James Curtis was a printing compositor from Fordingbridge in Hampshire, who migrated to Adelaide in 1849. He worked for a period as a compositor on the South Australian, then in 1851 moved to Geelong in Victoria, where he worked on the Victorian Colonist newspaper,
Curtis spent a period with a group of newspaper colleagues on the Ballarat goldfields, but he had no success as a miner and was soon in Melbourne, where he worked on the Melbourne Argus and Herald, and became secretary of the Victorian Typographical Association. He returned to Geelong and was associated with Thomas Comb in a printing business, Comb & Curtis, in Kardinia Street, Geelong.
Curtis travelled to England in 1861, but came back to Australia in 1863 and established a printing press in Ballarat which continued until the end of the century, printing as James Curtis or James Curtis, Caxton Steam Printing Works.

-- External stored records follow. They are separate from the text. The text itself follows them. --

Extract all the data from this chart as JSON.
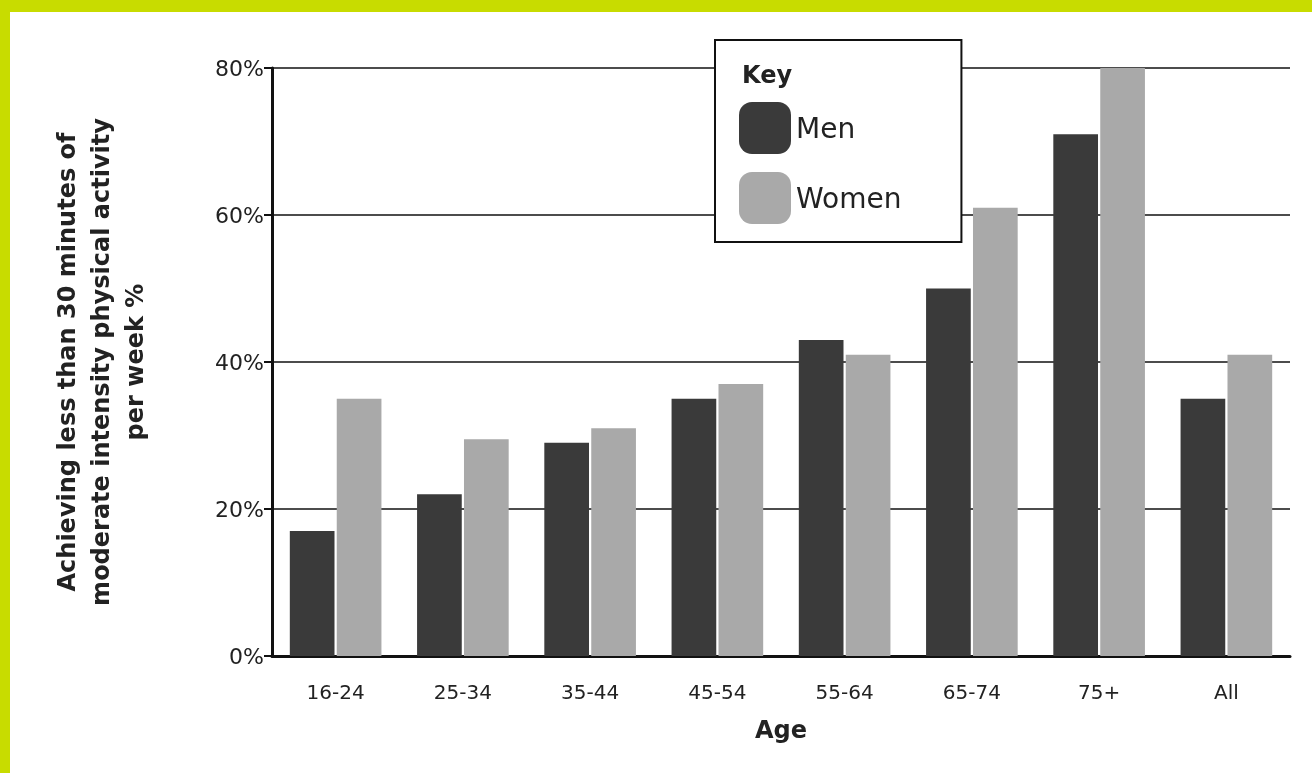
{
  "chart_data": {
    "type": "bar",
    "xlabel": "Age",
    "ylabel": "Achieving less than 30 minutes of\nmoderate intensity physical activity\nper week %",
    "legend_title": "Key",
    "categories": [
      "16-24",
      "25-34",
      "35-44",
      "45-54",
      "55-64",
      "65-74",
      "75+",
      "All"
    ],
    "series": [
      {
        "name": "Men",
        "color": "#3a3a3a",
        "values": [
          17,
          22,
          29,
          35,
          43,
          50,
          71,
          35
        ]
      },
      {
        "name": "Women",
        "color": "#a9a9a9",
        "values": [
          35,
          29.5,
          31,
          37,
          41,
          61,
          80,
          41
        ]
      }
    ],
    "ylim": [
      0,
      80
    ],
    "yticks": [
      {
        "value": 0,
        "label": "0%"
      },
      {
        "value": 20,
        "label": "20%"
      },
      {
        "value": 40,
        "label": "40%"
      },
      {
        "value": 60,
        "label": "60%"
      },
      {
        "value": 80,
        "label": "80%"
      }
    ],
    "grid": "y",
    "legend": "top"
  }
}
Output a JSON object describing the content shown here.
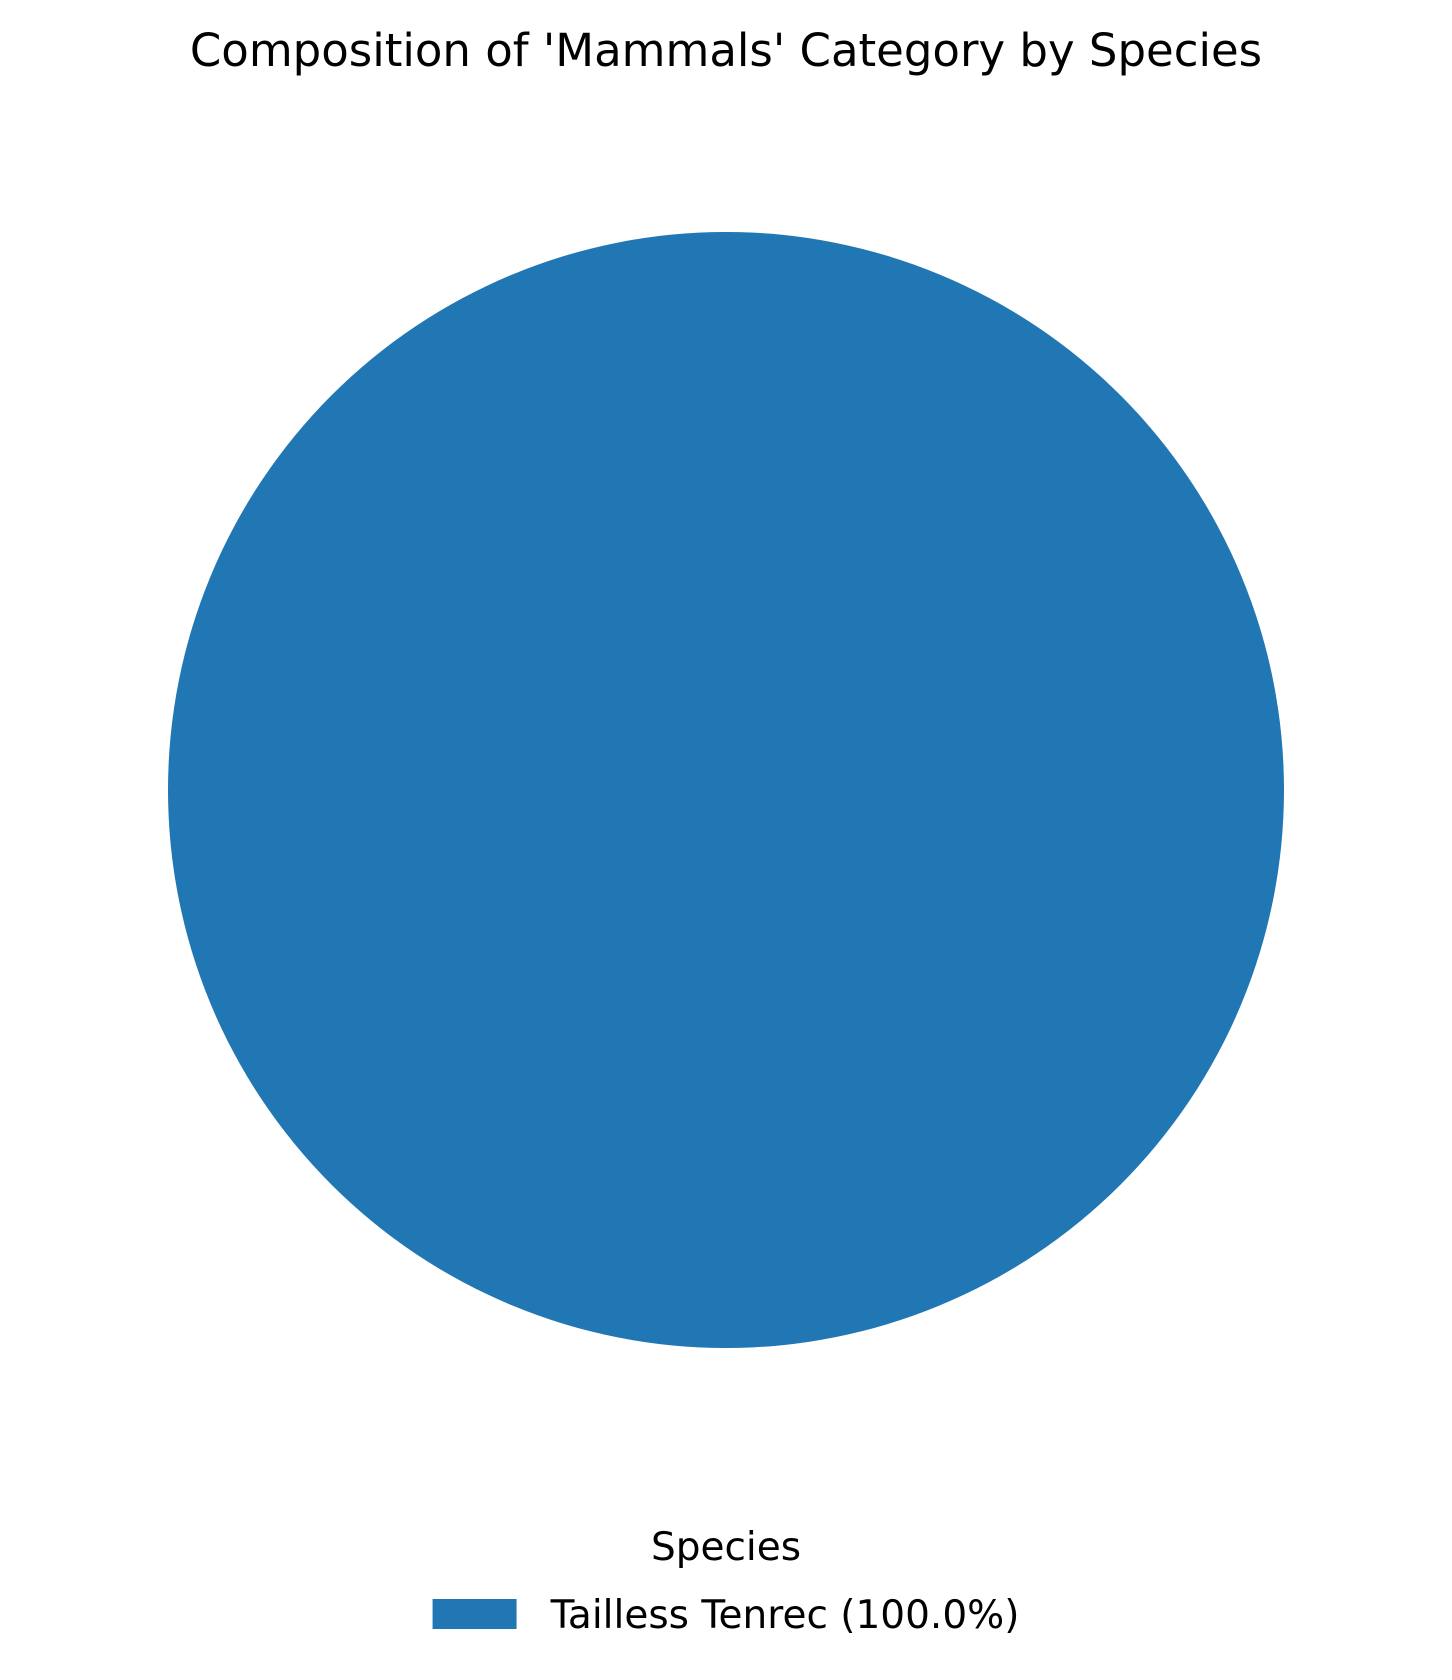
{
  "chart_data": {
    "type": "pie",
    "title": "Composition of 'Mammals' Category by Species",
    "categories": [
      "Tailless Tenrec"
    ],
    "values": [
      100.0
    ],
    "value_unit": "%",
    "colors": [
      "#2077b4"
    ],
    "legend": {
      "title": "Species",
      "placement": "bottom-center",
      "entries": [
        "Tailless Tenrec (100.0%)"
      ]
    }
  }
}
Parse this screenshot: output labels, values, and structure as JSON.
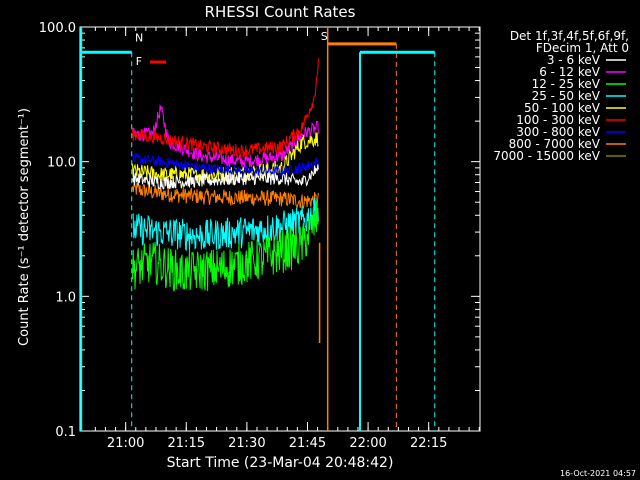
{
  "chart_data": {
    "type": "line",
    "title": "RHESSI Count Rates",
    "xlabel": "Start Time (23-Mar-04 20:48:42)",
    "ylabel": "Count Rate (s⁻¹ detector segment⁻¹)",
    "yscale": "log",
    "ylim": [
      0.1,
      100
    ],
    "xlim_minutes_from_start": [
      0,
      99
    ],
    "x_ticks": [
      "21:00",
      "21:15",
      "21:30",
      "21:45",
      "22:00",
      "22:15"
    ],
    "x_ticks_minutes_from_start": [
      11.3,
      26.3,
      41.3,
      56.3,
      71.3,
      86.3
    ],
    "y_ticks": [
      "0.1",
      "1.0",
      "10.0",
      "100.0"
    ],
    "y_tick_values": [
      0.1,
      1,
      10,
      100
    ],
    "legend_header": [
      "Det 1f,3f,4f,5f,6f,9f,",
      "FDecim 1, Att 0"
    ],
    "legend_position": "right",
    "series": [
      {
        "name": "3 - 6 keV",
        "color": "#ffffff",
        "times": [
          13,
          20,
          30,
          40,
          50,
          55,
          59
        ],
        "values": [
          7.5,
          7.0,
          7.2,
          7.5,
          7.5,
          7.0,
          9
        ]
      },
      {
        "name": "6 - 12 keV",
        "color": "#ff00ff",
        "times": [
          13,
          18,
          20,
          22,
          30,
          40,
          50,
          55,
          59
        ],
        "values": [
          16,
          16,
          25,
          14,
          11,
          10,
          11,
          16,
          18
        ]
      },
      {
        "name": "12 - 25 keV",
        "color": "#00ff00",
        "times": [
          13,
          18,
          25,
          35,
          45,
          55,
          59
        ],
        "values": [
          1.6,
          1.8,
          1.5,
          1.6,
          1.9,
          2.4,
          4.0
        ]
      },
      {
        "name": "25 - 50 keV",
        "color": "#00ffff",
        "times": [
          13,
          20,
          30,
          40,
          50,
          55,
          59
        ],
        "values": [
          3.2,
          3.0,
          2.8,
          3.0,
          3.3,
          3.6,
          4.3
        ]
      },
      {
        "name": "50 - 100 keV",
        "color": "#ffff00",
        "times": [
          13,
          20,
          30,
          40,
          50,
          55,
          59
        ],
        "values": [
          8.5,
          8.0,
          8.0,
          8.2,
          9,
          14,
          15
        ]
      },
      {
        "name": "100 - 300 keV",
        "color": "#ff0000",
        "times": [
          13,
          20,
          30,
          40,
          50,
          55,
          58,
          59
        ],
        "values": [
          16,
          15,
          13,
          12,
          13,
          18,
          30,
          55
        ]
      },
      {
        "name": "300 - 800 keV",
        "color": "#0000ff",
        "times": [
          13,
          20,
          30,
          40,
          50,
          55,
          59
        ],
        "values": [
          10.5,
          10,
          9,
          8.5,
          8.5,
          9,
          10
        ]
      },
      {
        "name": "800 - 7000 keV",
        "color": "#ff8000",
        "times": [
          13,
          20,
          30,
          40,
          50,
          55,
          59
        ],
        "values": [
          6.3,
          5.8,
          5.5,
          5.4,
          5.3,
          5.1,
          5.2
        ]
      },
      {
        "name": "7000 - 15000 keV",
        "color": "#808000",
        "times": [],
        "values": []
      }
    ],
    "annotations": [
      {
        "label": "N",
        "color": "#00ffff"
      },
      {
        "label": "F",
        "color": "#ff0000"
      },
      {
        "label": "S",
        "color": "#ff8000"
      }
    ],
    "timestamp": "16-Oct-2021 04:57"
  }
}
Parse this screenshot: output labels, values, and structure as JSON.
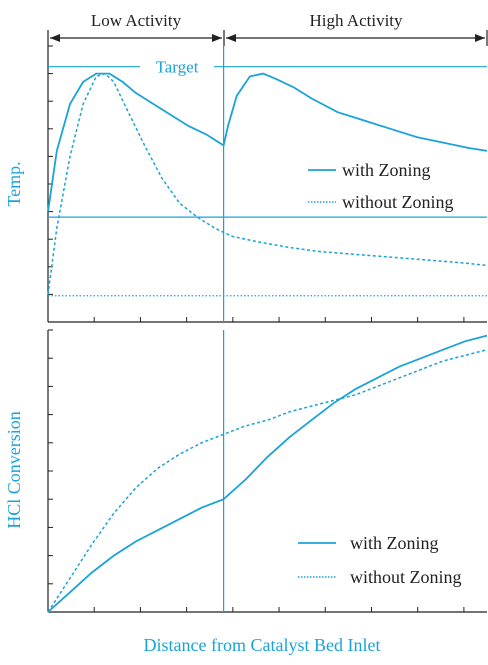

James Curtis became a Spiritualist in the 1870s and this is reflected to some extent in his publishing and printing output. He also wrote about his own spiritualist experiences, notably in Rustlings in the Golden City: A Record of Spiritualist Experiences in Ballarat and Melbourne (Ballarat, 1896). Curtis was a frequent contributor to Ballarat newspapers, under his own name and as 'Austral' and 'Philo'.